Outro desafio apontado por Michele é a prevenção de incêndios florestais. “Essas áreas fragmentadas ficam mais frágeis, inclusive com a questão do fogo. A gente precisa trazer consciência para as pessoas, porque ações simples, como o lixo no terreno, podem causar incêndios que impactam significativamente essas áreas.” Ela ainda sugere a formação de brigadas comunitárias para ajudar na prevenção.
Sobre o engajamento do poder público, Michele é otimista: “Eu sou super positiva com o que tenho visto nos últimos anos. As discussões têm melhorado, e a gente tem prefeitos envolvidos em ações regionais, inclusive com programas que incentivam o uso de frutos nativos e a valorização da biodiversidade.”
Na educação ambiental, Michele destacou o programa “Meu Ambiente”, que desde 2010 atua em Mogi das Cruzes e se expandiu para Suzano e Bertioga. Segundo ela, o foco do programa é formar educadores para que eles possam “inserir a natureza na rotina das escolas, para que as crianças tenham contato com o ambiente natural e possam desenvolver uma relação mais próxima com a biodiversidade local.”

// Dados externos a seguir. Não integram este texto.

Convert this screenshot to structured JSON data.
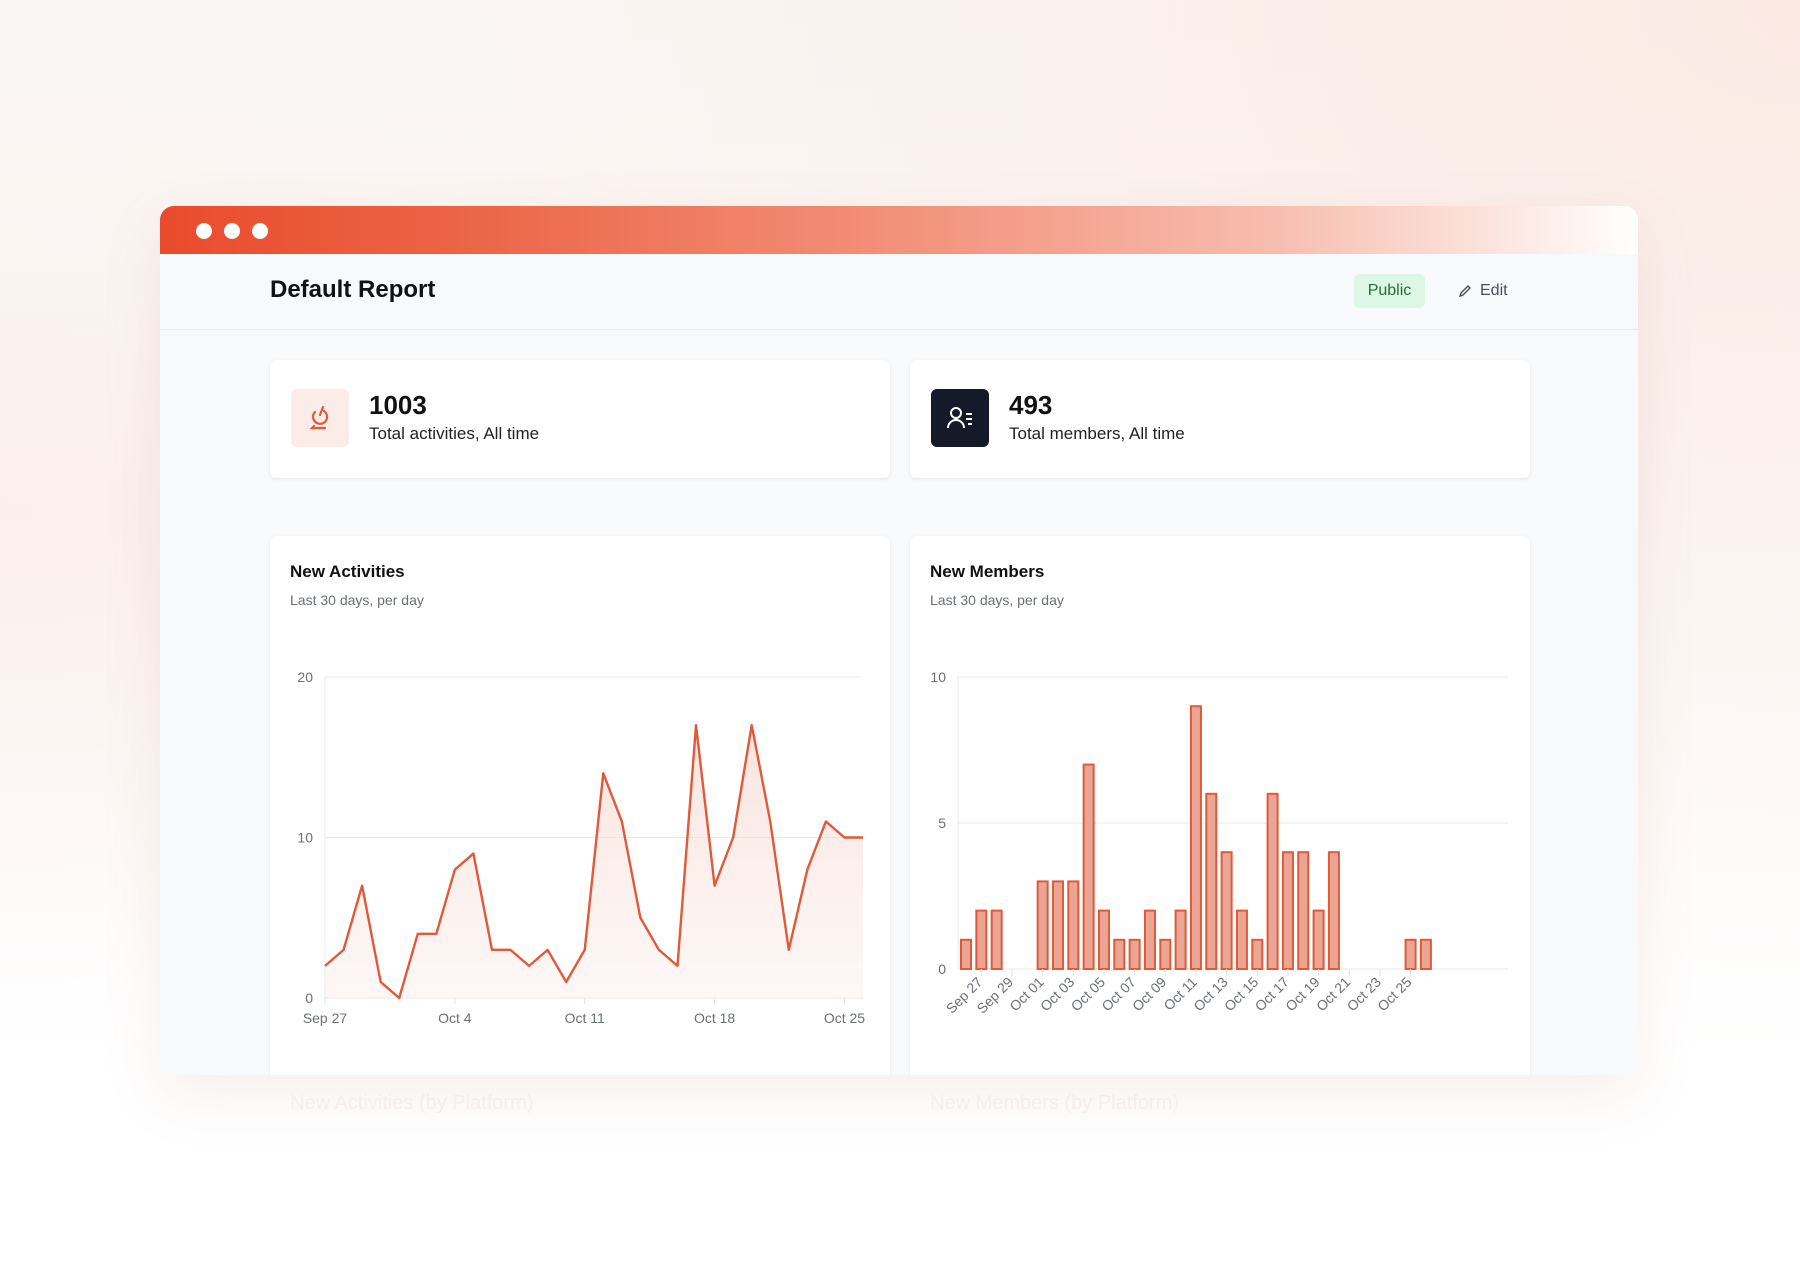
{
  "header": {
    "title": "Default Report",
    "visibility_badge": "Public",
    "edit_label": "Edit"
  },
  "stats": [
    {
      "value": "1003",
      "label": "Total activities, All time",
      "icon": "activity-icon",
      "icon_bg": "#fbece7",
      "icon_color": "#e05a3a"
    },
    {
      "value": "493",
      "label": "Total members, All time",
      "icon": "members-icon",
      "icon_bg": "#141a2a",
      "icon_color": "#ffffff"
    }
  ],
  "colors": {
    "accent": "#e05a3a",
    "bar_fill": "#eaa594",
    "public_bg": "#dcf7e3"
  },
  "chart_data": [
    {
      "type": "line",
      "title": "New Activities",
      "subtitle": "Last 30 days, per day",
      "x": [
        "Sep 27",
        "Sep 28",
        "Sep 29",
        "Sep 30",
        "Oct 1",
        "Oct 2",
        "Oct 3",
        "Oct 4",
        "Oct 5",
        "Oct 6",
        "Oct 7",
        "Oct 8",
        "Oct 9",
        "Oct 10",
        "Oct 11",
        "Oct 12",
        "Oct 13",
        "Oct 14",
        "Oct 15",
        "Oct 16",
        "Oct 17",
        "Oct 18",
        "Oct 19",
        "Oct 20",
        "Oct 21",
        "Oct 22",
        "Oct 23",
        "Oct 24",
        "Oct 25",
        "Oct 26"
      ],
      "values": [
        2,
        3,
        7,
        1,
        0,
        4,
        4,
        8,
        9,
        3,
        3,
        2,
        3,
        1,
        3,
        14,
        11,
        5,
        3,
        2,
        17,
        7,
        10,
        17,
        11,
        3,
        8,
        11,
        10,
        10
      ],
      "xticks": [
        "Sep 27",
        "Oct 4",
        "Oct 11",
        "Oct 18",
        "Oct 25"
      ],
      "yticks": [
        "0",
        "10",
        "20"
      ],
      "ylim": [
        0,
        20
      ],
      "grid": true
    },
    {
      "type": "bar",
      "title": "New Members",
      "subtitle": "Last 30 days, per day",
      "categories": [
        "Sep 26",
        "Sep 27",
        "Sep 28",
        "Sep 29",
        "Sep 30",
        "Oct 01",
        "Oct 02",
        "Oct 03",
        "Oct 04",
        "Oct 05",
        "Oct 06",
        "Oct 07",
        "Oct 08",
        "Oct 09",
        "Oct 10",
        "Oct 11",
        "Oct 12",
        "Oct 13",
        "Oct 14",
        "Oct 15",
        "Oct 16",
        "Oct 17",
        "Oct 18",
        "Oct 19",
        "Oct 20",
        "Oct 21",
        "Oct 22",
        "Oct 23",
        "Oct 24",
        "Oct 25",
        "Oct 26"
      ],
      "values": [
        1,
        2,
        2,
        0,
        0,
        3,
        3,
        3,
        7,
        2,
        1,
        1,
        2,
        1,
        2,
        9,
        6,
        4,
        2,
        1,
        6,
        4,
        4,
        2,
        4,
        0,
        0,
        0,
        0,
        1,
        1
      ],
      "xticks": [
        "Sep 27",
        "Sep 29",
        "Oct 01",
        "Oct 03",
        "Oct 05",
        "Oct 07",
        "Oct 09",
        "Oct 11",
        "Oct 13",
        "Oct 15",
        "Oct 17",
        "Oct 19",
        "Oct 21",
        "Oct 23",
        "Oct 25"
      ],
      "yticks": [
        "0",
        "5",
        "10"
      ],
      "ylim": [
        0,
        10
      ],
      "grid": true
    }
  ],
  "below_fold": [
    "New Activities (by Platform)",
    "New Members (by Platform)"
  ]
}
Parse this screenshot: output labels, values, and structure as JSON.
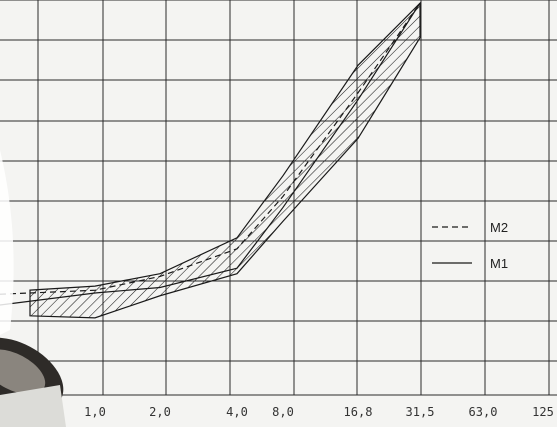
{
  "chart_data": {
    "type": "line",
    "title": "",
    "xlabel": "",
    "ylabel": "",
    "x_tick_labels": [
      "1,0",
      "2,0",
      "4,0",
      "8,0",
      "16,8",
      "31,5",
      "63,0",
      "125"
    ],
    "grid": true,
    "legend_position": "right",
    "series": [
      {
        "name": "M2",
        "line_style": "dashed",
        "x": [
          "1,0",
          "2,0",
          "4,0",
          "8,0",
          "16,8",
          "31,5"
        ],
        "values": [
          52,
          62,
          82,
          120,
          195,
          260
        ]
      },
      {
        "name": "M1",
        "line_style": "solid",
        "x": [
          "1,0",
          "2,0",
          "4,0",
          "8,0",
          "16,8",
          "31,5"
        ],
        "values": [
          50,
          54,
          68,
          112,
          190,
          260
        ]
      }
    ],
    "band": {
      "style": "hatched",
      "x": [
        "1,0",
        "2,0",
        "4,0",
        "8,0",
        "16,8",
        "31,5"
      ],
      "upper": [
        55,
        64,
        90,
        135,
        215,
        260
      ],
      "lower": [
        32,
        48,
        64,
        102,
        162,
        235
      ]
    }
  },
  "colors": {
    "line": "#1a1a1a",
    "grid": "#2a2a2a",
    "background": "#f4f4f2"
  },
  "legend": [
    {
      "label": "M2",
      "style": "dashed"
    },
    {
      "label": "M1",
      "style": "solid"
    }
  ]
}
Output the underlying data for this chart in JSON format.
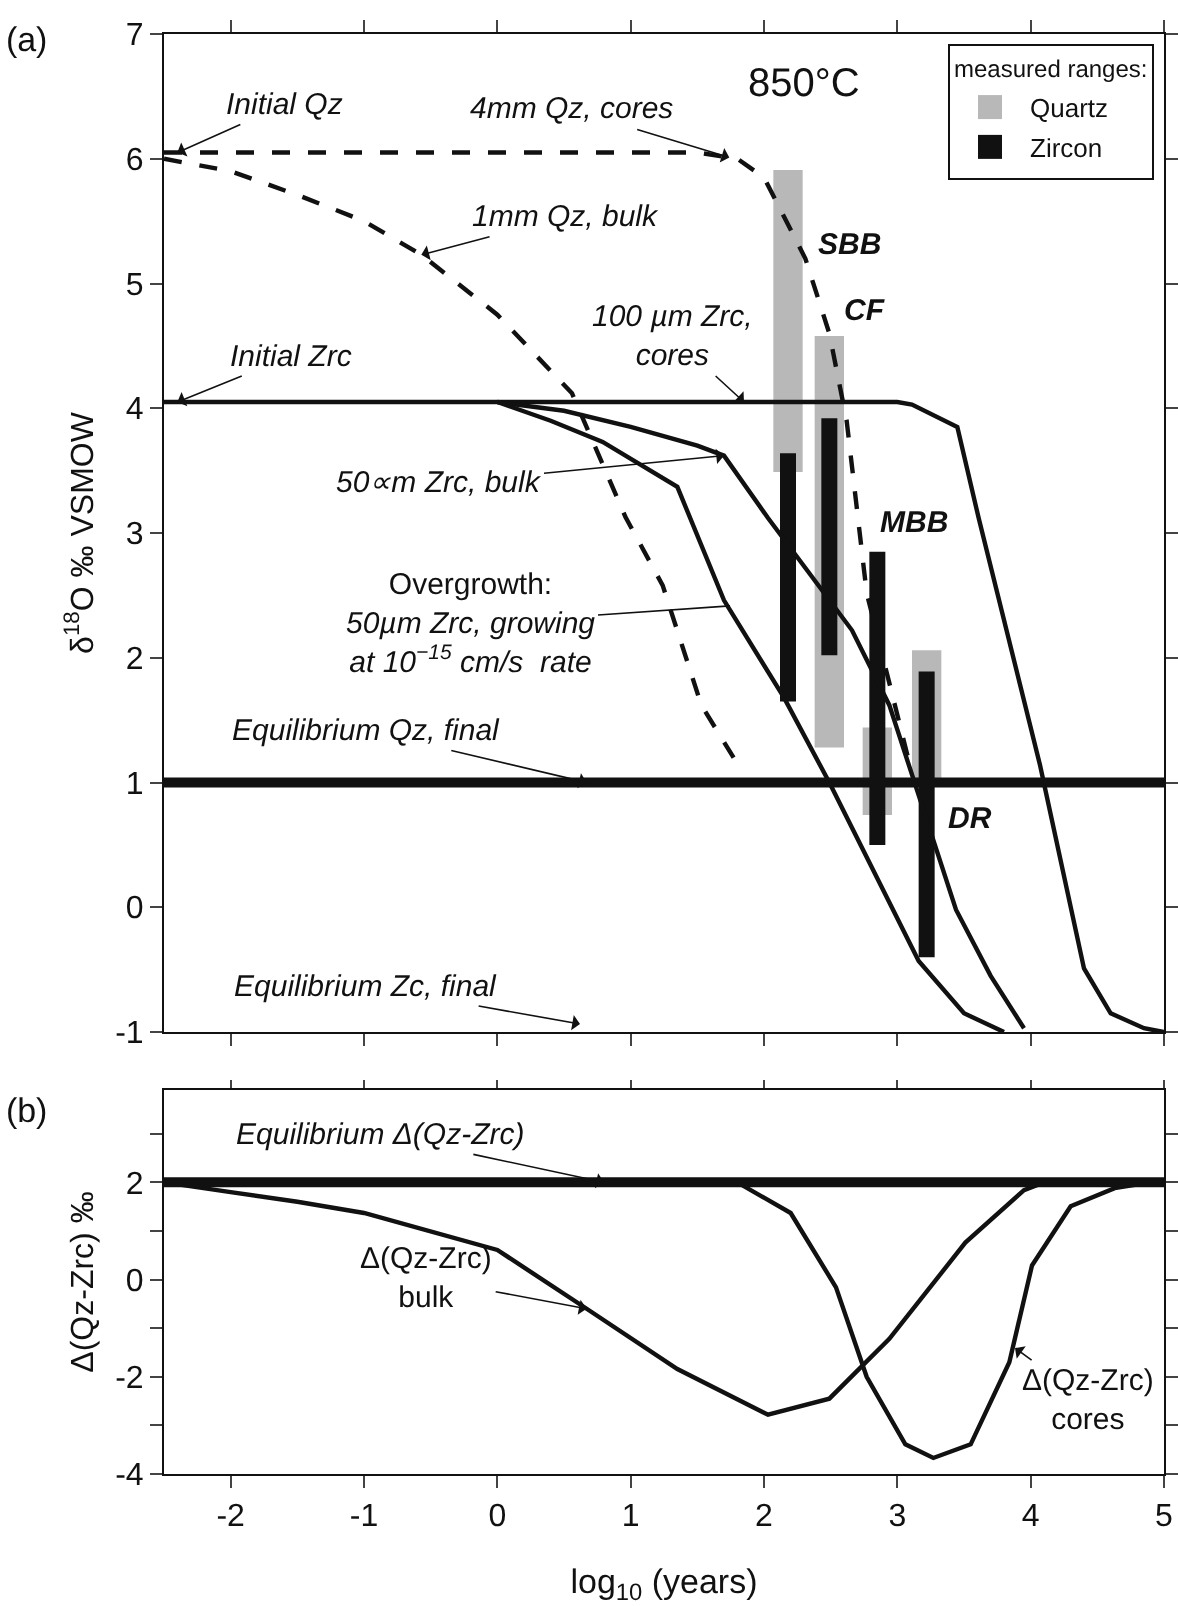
{
  "chart_data": [
    {
      "type": "line",
      "title": "(a)",
      "ylabel": "δ$^{18}$O ‰ VSMOW",
      "xlim": [
        -2.5,
        5
      ],
      "ylim": [
        -1,
        7
      ],
      "xticks": [
        -2,
        -1,
        0,
        1,
        2,
        3,
        4,
        5
      ],
      "yticks": [
        -1,
        0,
        1,
        2,
        3,
        4,
        5,
        6,
        7
      ],
      "tick_labels": "y",
      "marker": "none",
      "legend": "top right",
      "legend_title": "measured ranges:",
      "series": [
        {
          "name": "Quartz",
          "type": "bar",
          "color": "#b8b8b8",
          "x": [
            2.18,
            2.49,
            2.85,
            3.22
          ],
          "base": [
            3.49,
            1.28,
            0.74,
            1.0
          ],
          "values": [
            2.42,
            3.3,
            0.7,
            1.06
          ]
        },
        {
          "color": "#111111",
          "line_style": "dashed",
          "x": [
            -2.5,
            1.5,
            1.8,
            2.0,
            2.31,
            2.49,
            2.62,
            2.77,
            2.97,
            3.08
          ],
          "values": [
            6.05,
            6.05,
            6.0,
            5.85,
            5.2,
            4.6,
            3.9,
            2.52,
            1.67,
            1.2
          ]
        },
        {
          "color": "#111111",
          "line_style": "dashed",
          "x": [
            -2.5,
            -2,
            -1.5,
            -1,
            -0.57,
            0,
            0.56,
            0.96,
            1.24,
            1.53,
            1.8
          ],
          "values": [
            6.0,
            5.9,
            5.71,
            5.5,
            5.23,
            4.75,
            4.12,
            3.13,
            2.58,
            1.62,
            1.15
          ]
        },
        {
          "color": "#111111",
          "line_style": "solid",
          "x": [
            -2.5,
            3.0,
            3.11,
            3.45,
            3.61,
            4.07,
            4.4,
            4.6,
            4.85,
            5.0
          ],
          "values": [
            4.05,
            4.05,
            4.03,
            3.85,
            3.12,
            1.14,
            -0.49,
            -0.85,
            -0.97,
            -1.0
          ]
        },
        {
          "color": "#111111",
          "line_style": "solid",
          "x": [
            0,
            0.5,
            1.0,
            1.5,
            1.7,
            2.03,
            2.66,
            2.94,
            3.44,
            3.7,
            3.95
          ],
          "values": [
            4.05,
            3.98,
            3.85,
            3.7,
            3.62,
            3.12,
            2.22,
            1.62,
            -0.02,
            -0.55,
            -0.97
          ]
        },
        {
          "color": "#111111",
          "line_style": "solid",
          "x": [
            0,
            0.4,
            0.79,
            1.35,
            1.7,
            2.15,
            2.49,
            3.16,
            3.5,
            3.8
          ],
          "values": [
            4.05,
            3.9,
            3.73,
            3.37,
            2.46,
            1.68,
            1.0,
            -0.43,
            -0.85,
            -1.0
          ]
        },
        {
          "name": "Zircon",
          "type": "bar",
          "color": "#111111",
          "x": [
            2.18,
            2.49,
            2.85,
            3.22
          ],
          "base": [
            1.65,
            2.02,
            0.5,
            -0.4
          ],
          "values": [
            1.99,
            1.9,
            2.35,
            2.29
          ]
        }
      ],
      "ref_lines": [
        {
          "axis": "y",
          "value": 1,
          "color": "#111111"
        }
      ],
      "annotations": [
        "850°C",
        {
          "text": "Initial Qz",
          "x": -2.4,
          "y": 6.05
        },
        {
          "text": "4mm Qz, cores",
          "x": 1.74,
          "y": 6.01
        },
        {
          "text": "1mm Qz, bulk",
          "x": -0.57,
          "y": 5.23
        },
        {
          "text": "100 µm Zrc,\ncores",
          "x": 1.85,
          "y": 4.05
        },
        {
          "text": "Initial Zrc",
          "x": -2.4,
          "y": 4.05
        },
        {
          "text": "50∝m Zrc, bulk",
          "x": 1.7,
          "y": 3.62
        },
        "SBB",
        "CF",
        "MBB",
        "DR",
        "Overgrowth:\n50µm Zrc, growing\nat 10$^{−15}$ cm/s  rate",
        {
          "text": "Equilibrium Qz, final",
          "x": 0.67,
          "y": 1
        },
        "Equilibrium Zc, final"
      ]
    },
    {
      "type": "line",
      "title": "(b)",
      "xlabel": "log$_{10}$ (years)",
      "ylabel": "Δ(Qz-Zrc) ‰",
      "xlim": [
        -2.5,
        5
      ],
      "ylim": [
        -4,
        3.9
      ],
      "xticks": [
        -2,
        -1,
        0,
        1,
        2,
        3,
        4,
        5
      ],
      "yticks": [
        -4,
        {
          "value": -3,
          "label": null
        },
        -2,
        {
          "value": -1,
          "label": null
        },
        0,
        {
          "value": 1,
          "label": null
        },
        2,
        {
          "value": 3,
          "label": null
        }
      ],
      "marker": "none",
      "series": [
        {
          "color": "#111111",
          "x": [
            -2.5,
            -2,
            -1.5,
            -1,
            0,
            0.67,
            1.35,
            2.03,
            2.49,
            2.94,
            3.51,
            3.95,
            4.1,
            5.0
          ],
          "values": [
            2.0,
            1.8,
            1.6,
            1.37,
            0.61,
            -0.6,
            -1.84,
            -2.78,
            -2.45,
            -1.22,
            0.76,
            1.84,
            2.0,
            2.0
          ]
        },
        {
          "color": "#111111",
          "x": [
            -2.5,
            1.8,
            2.2,
            2.54,
            2.77,
            3.06,
            3.27,
            3.55,
            3.84,
            4.01,
            4.3,
            4.63,
            4.9,
            5.0
          ],
          "values": [
            2.0,
            2.0,
            1.37,
            -0.16,
            -2.0,
            -3.39,
            -3.67,
            -3.39,
            -1.7,
            0.29,
            1.51,
            1.88,
            2.0,
            2.0
          ]
        }
      ],
      "ref_lines": [
        {
          "axis": "y",
          "value": 2,
          "color": "#111111"
        }
      ],
      "annotations": [
        {
          "text": "Equilibrium Δ(Qz-Zrc)",
          "x": 0.8,
          "y": 2.0
        },
        {
          "text": "Δ(Qz-Zrc)\nbulk",
          "x": 0.67,
          "y": -0.6
        },
        "Δ(Qz-Zrc)\ncores"
      ]
    }
  ]
}
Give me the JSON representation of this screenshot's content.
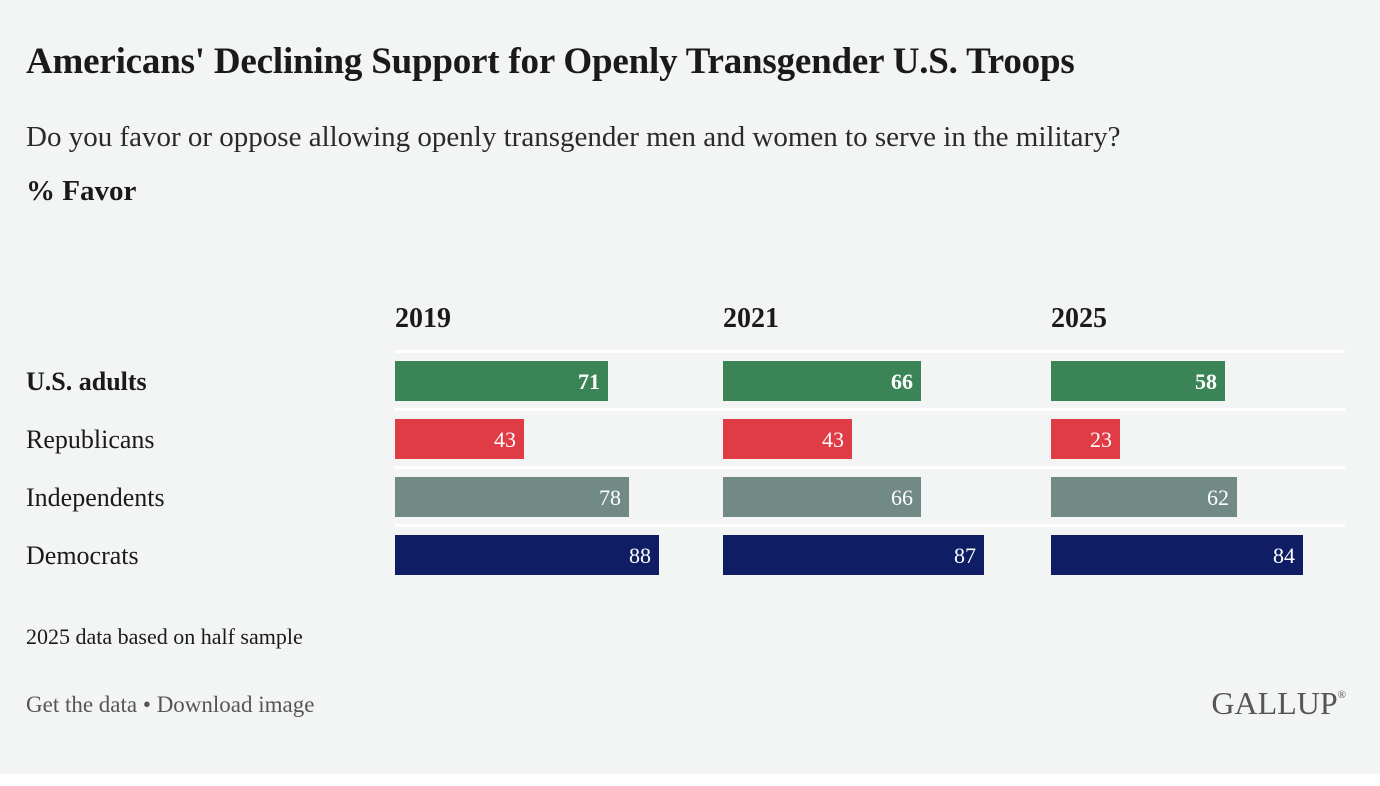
{
  "chart_data": {
    "type": "bar",
    "title": "Americans' Declining Support for Openly Transgender U.S. Troops",
    "subtitle": "Do you favor or oppose allowing openly transgender men and women to serve in the military?",
    "unit_label": "% Favor",
    "panels": [
      "2019",
      "2021",
      "2025"
    ],
    "categories": [
      "U.S. adults",
      "Republicans",
      "Independents",
      "Democrats"
    ],
    "series": [
      {
        "panel": "2019",
        "values": [
          71,
          43,
          78,
          88
        ]
      },
      {
        "panel": "2021",
        "values": [
          66,
          43,
          66,
          87
        ]
      },
      {
        "panel": "2025",
        "values": [
          58,
          23,
          62,
          84
        ]
      }
    ],
    "colors": [
      "#3b8455",
      "#e03c45",
      "#728a86",
      "#0e1d64"
    ],
    "xlim": [
      0,
      100
    ],
    "note": "2025 data based on half sample"
  },
  "footer": {
    "get_data": "Get the data",
    "separator": "•",
    "download": "Download image",
    "logo": "GALLUP",
    "logo_mark": "®"
  }
}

Michele destaca que datas relacionadas ao meio ambiente são essenciais para mobilizar as pessoas, reforçar a educação ambiental e mostrar que a conservação é tarefa contínua que depende do engajamento de todos.
Parque das Neblinas
Com cerca de 7 mil hectares de Mata Atlântica preservada, o Parque das Neblinas desenvolve pesquisa, educação ambiental, regeneração florestal e relacionamento com comunidades locais. Segundo a assessoria do Instituto, o parque abriga mais de 1.400 espécies de fauna e flora, incluindo o muriqui-do-sul, o sagui-da-serra-escuro e a onça-parda, ameaçados de extinção. Desde sua criação, o parque contribui para o conhecimento científico, com quatro espécies novas descobertas e dados sobre polinizadores, fungos, solos e dinâmica da floresta.
A assessoria traz dados também da regeneração florestal: mais de 8 milhões de sementes de palmeira juçara foram dispersadas para acelerar a recuperação da mata nativa. A planta é considerada essencial para a alimentação da fauna e dispersão natural das sementes.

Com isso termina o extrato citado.